Pemilihan diksi, pengimajinasian, dan penggunaan kata konkret terpelihara cukup baik. Penggunaan simbol-simbol bahasa pun bersifat universal, mudah ditelisik melalui berbagai teori dan mengandung nilai-nilai perenungan batin. 

Dalam buku antologi SBDK, beberapa puisi yang nyaris utuh bersifat prismatis dapat dilihat pada judul “Satu Kata: Lawan!” (Muhammad Amir Jaya, Makassar, hal.80), “Kata Ibu” (Muhammad Ferdhiyadi N, Makassar, hal. 85), dan “Mati Bagi Kamu” (Suradi Yasil, Makassar, hal. 99).

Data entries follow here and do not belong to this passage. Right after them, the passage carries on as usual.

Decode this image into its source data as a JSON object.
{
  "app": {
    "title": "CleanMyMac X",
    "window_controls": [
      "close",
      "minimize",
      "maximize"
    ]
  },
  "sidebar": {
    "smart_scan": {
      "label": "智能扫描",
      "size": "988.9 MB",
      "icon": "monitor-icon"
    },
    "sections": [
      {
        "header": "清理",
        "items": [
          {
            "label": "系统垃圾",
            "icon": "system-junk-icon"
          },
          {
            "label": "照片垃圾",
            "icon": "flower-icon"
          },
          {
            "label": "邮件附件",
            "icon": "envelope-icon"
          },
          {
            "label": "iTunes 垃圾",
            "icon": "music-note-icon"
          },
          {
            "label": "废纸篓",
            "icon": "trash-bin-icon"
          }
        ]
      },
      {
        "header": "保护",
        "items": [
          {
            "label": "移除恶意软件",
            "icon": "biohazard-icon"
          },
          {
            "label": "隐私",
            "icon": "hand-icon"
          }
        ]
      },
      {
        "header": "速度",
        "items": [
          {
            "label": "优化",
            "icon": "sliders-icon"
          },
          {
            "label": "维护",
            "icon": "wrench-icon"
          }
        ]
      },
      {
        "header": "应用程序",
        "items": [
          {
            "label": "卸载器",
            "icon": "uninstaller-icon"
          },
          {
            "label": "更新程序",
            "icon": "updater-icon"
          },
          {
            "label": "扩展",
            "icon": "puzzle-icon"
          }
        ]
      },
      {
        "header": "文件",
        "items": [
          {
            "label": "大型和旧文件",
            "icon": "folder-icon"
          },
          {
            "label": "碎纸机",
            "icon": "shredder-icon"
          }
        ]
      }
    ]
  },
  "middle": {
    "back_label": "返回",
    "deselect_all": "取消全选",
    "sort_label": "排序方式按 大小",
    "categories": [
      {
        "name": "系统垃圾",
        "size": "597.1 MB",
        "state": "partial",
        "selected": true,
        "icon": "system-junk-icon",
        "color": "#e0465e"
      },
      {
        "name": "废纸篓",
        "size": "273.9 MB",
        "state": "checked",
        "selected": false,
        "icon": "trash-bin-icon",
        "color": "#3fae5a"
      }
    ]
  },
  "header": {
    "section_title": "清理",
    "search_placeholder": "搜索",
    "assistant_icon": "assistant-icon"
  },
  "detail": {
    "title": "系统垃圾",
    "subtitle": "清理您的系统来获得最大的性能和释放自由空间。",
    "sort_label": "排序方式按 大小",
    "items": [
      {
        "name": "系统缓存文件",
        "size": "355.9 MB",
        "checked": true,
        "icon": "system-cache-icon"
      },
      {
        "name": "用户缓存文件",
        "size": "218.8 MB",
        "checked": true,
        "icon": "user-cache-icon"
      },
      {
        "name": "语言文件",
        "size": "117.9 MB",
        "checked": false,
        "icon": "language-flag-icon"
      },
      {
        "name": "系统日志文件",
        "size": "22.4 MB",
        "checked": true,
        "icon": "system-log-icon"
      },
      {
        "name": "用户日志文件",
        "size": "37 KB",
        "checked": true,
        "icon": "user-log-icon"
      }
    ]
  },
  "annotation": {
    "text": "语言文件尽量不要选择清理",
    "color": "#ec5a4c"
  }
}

Sebagai contoh prismatis, kita ikuti puisi berjudul “Mati Bagi Kamu”, karya Suradi Yasil:

 

Mati Bagi Kamu

 

Seorang anak muda berambut gondrong

Masuk ke lorong waktu abad ke seratus

Dan secepat cahaya dia kembali ke abad kini

 

Panah mini kematian di sakunya

perangkat sejuta canggih

pasti tepat ditunjuknya si koruptor

 

Satu milyar ke atas

Si gondrong menghadiri sidang kasasi

Dan palu berkata kamu kena lima tahun

 

Dan panahnya si gondrong membungkam

Koruptor itu terkulai selamanya

 

Sudah seribu sidang kasasi di Indonesia/Kena panah mati dari abad seratus (sama sekali tak diketahui apa penyebab matinya para koruptor satu milyar ke atas masih di ruang sidang kasasi.

(SBDK, hal.99)

 

Membaca puisi di atas, kita menangkap nada yang misterius. Simbol-simbol bahasa seperti: anak muda berambut gondrong, abad ke seratus, panah mini kematian dan koruptor satu miliar, merupakan ungkapan semiosis yang sengaja dipilih oleh penyair. Karena itu, puisi ini boleh disebut kontemplatif dan membutuhkan pisau bedah untuk memahami makna filosofinya.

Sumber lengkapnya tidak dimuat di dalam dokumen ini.